Le sujet de cette toile puise aux sources classiques : « L’embarquement d’Agrippine pourrait bien être extrait des textes des historiens romains de l’Empire, Tacite par exemple », comme l’a noté Michel Onfray qui s’est intéressé à la métaphysique des ruines dans l’oeuvre de notre artiste. Agrippine, en tête du cortège, part pour entreprendre ce grand voyage jusqu’à Rome afin de rapporter les cendres de son mari Germanicus, mort à Antioche dans des conditions mystérieuses. Un soldat, le doigt pointé, indique la direction à suivre. Elle est accompagnée de son fils, le futur Caligula et de sa fille cadette, Julia Livilla. Un peu à l’arrière dans le cortège, une jeune femme porte l’urne funéraire.
Ici point de ruines, mais des bâtiments qui entourent la rive et qui sont autant de « […] symboles du pouvoir temporel et spirituel, laïc ou religieux, l’Église ou l’État […]. Toute forme est périssable, sans aucune exception », analyse encore Michel Onfray1. Un caractère étrange et instable émane de ces architectures, aux formes extravagantes et fantaisistes. L’eau qui lèche le rivage arrive à fleur de bâtiments et semble les menacer. Des éléments architecturaux verticaux rythment la composition, aussi bien au premier plan qu’au second. La colonne historiée qui prend appui sur une base carrée est un motif nouveau, de même que les deux colonnes torses qui soutiennent à leur faîte, non pas un toit ou un baldaquin, mais seulement des sculptures. De toute évidence, l’imagination de l’artiste s’est nourrie de la connaissance des gravures teintées de maniérisme de l’école de Fontainebleau, celles de Jacques Androuet du Cerceau (1515/1520-1585/1590) mais aussi celles de l’architecte Flamand Hans Vredeman de Vries (1527-1604) et sans doute est-ce à ce dernier qu’il doit l’invention du grand portique se déployant sur la droite. Il s’agit d’une composition ambitieuse par ses dimensions qui permet de développer au premier plan ce long cortège sortant de sous le portique, celui-ci est scandé de colonnes où alternent des niches avec des sculptures. L’on sait la passion pour l’antique que l’artiste a entretenu durant sa formation à Rome.

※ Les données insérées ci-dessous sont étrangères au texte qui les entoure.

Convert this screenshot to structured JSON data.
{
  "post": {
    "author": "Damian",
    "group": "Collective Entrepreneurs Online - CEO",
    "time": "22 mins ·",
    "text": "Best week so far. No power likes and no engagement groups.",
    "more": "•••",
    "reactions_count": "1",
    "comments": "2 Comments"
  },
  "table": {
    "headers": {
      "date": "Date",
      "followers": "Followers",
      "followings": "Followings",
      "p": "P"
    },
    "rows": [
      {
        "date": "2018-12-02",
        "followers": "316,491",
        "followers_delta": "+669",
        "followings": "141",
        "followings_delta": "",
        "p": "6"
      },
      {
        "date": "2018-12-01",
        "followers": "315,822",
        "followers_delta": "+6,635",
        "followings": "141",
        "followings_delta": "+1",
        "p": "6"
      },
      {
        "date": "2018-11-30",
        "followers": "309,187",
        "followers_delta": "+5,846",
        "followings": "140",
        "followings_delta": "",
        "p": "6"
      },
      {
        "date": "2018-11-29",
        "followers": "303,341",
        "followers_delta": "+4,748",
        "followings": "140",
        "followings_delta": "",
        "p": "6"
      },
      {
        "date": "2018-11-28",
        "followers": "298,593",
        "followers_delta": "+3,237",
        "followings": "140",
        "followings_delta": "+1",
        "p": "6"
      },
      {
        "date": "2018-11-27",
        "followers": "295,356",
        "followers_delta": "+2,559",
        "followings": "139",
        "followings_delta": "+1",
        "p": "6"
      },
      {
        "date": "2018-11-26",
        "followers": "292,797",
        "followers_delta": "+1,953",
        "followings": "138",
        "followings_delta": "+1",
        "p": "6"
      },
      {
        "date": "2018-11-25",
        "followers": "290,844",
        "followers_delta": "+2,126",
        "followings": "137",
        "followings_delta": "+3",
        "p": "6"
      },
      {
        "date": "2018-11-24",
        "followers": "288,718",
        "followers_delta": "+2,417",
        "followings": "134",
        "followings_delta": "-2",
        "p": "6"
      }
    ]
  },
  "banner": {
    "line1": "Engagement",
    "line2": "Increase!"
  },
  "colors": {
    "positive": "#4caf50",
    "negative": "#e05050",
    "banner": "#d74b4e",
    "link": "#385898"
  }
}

En 1950, lors de l’exposition du musée de Sarasota, l’auteur du catalogue apporte la précision que les figures sont exécutées par Belisario Corenzio (1558 – 1643), un peintre d’origine grec actif à Naples, hypothèse reprise par Maria Rosaria Nappi qui les dits identiques à celles de la Piscine probatique (collection particulière, autrefois collection Mondolfo)2.
Déjà Sluys, avait signalé que les architectures sont reprises, quasi à l’identique, dans un tableau représentant L’arrestation de saint Pierre (Londres, collection George Weidenfeld), que Maria Rosaria Nappi considère cependant être une réplique, exécutée par un imitateur.
La carrière de François de Nomé s’articule au gré de ses pérégrinations qui, de Metz, le portent à Rome dès 1602, puis à Naples, à partir de 1610. Comme en témoignent les documents retrouvés, il y séjourne sûrement jusqu’en 1631, mais sans doute bien au-delà3. Ces rares références chronologiques permettent pourtant de constater qu’il eut une formation romaine. Il fut élève d’un certain « Maestro Baldassare » identifié par Raffaello Causa avec un élève de Paul Brill (1554-1626), le Flamand Balthazar Lauwers (1578-1642), qui avait épousé la fille de l’orfèvre français Henry Cousin. Par l’intermédiaire de Lauwers, il a pu avoir une ouverture plus concrète sur la culture de Fontainebleau en prenant connaissance des gravures avec des vues d’architectures de Jacques Androuet du Cerceau, sans oublier celles de l’architecte Flamand Hans Vredeman de Vries. Le milieu des paysagistes nordiques, par le soin apporté à la transcription des détails, comptera certainement pour beaucoup dans sa formation. Très vite cependant, en 1610, date qui coïncide avec la mort d’Adam Elsheimer (1578-1610), il quitte la Ville éternelle pour se rendre à Naples qui offrait elle aussi un panorama artistique très cosmopolite dans ces mêmes années. Maria Rosaria Nappi souligne, à juste titre, la présence d’une colonie d’artistes nordiques qui a peut-être motivé son départ vers cette destination, parmi lesquels citons Jacob Isaacszoon Swanenburgh, l’Allemand Jakob Thoma von Hagelstein – ce dernier est témoin à son mariage lorsque de Nomé épouse, le 13 mai 1613, la fille du peintre flamand Loys Croys4.
Notes :
1. Michel Onfray, Des ruines. Métaphysique des ruines. La peinture de Monsu Desiderio, Lavaur, 1995, p. 29.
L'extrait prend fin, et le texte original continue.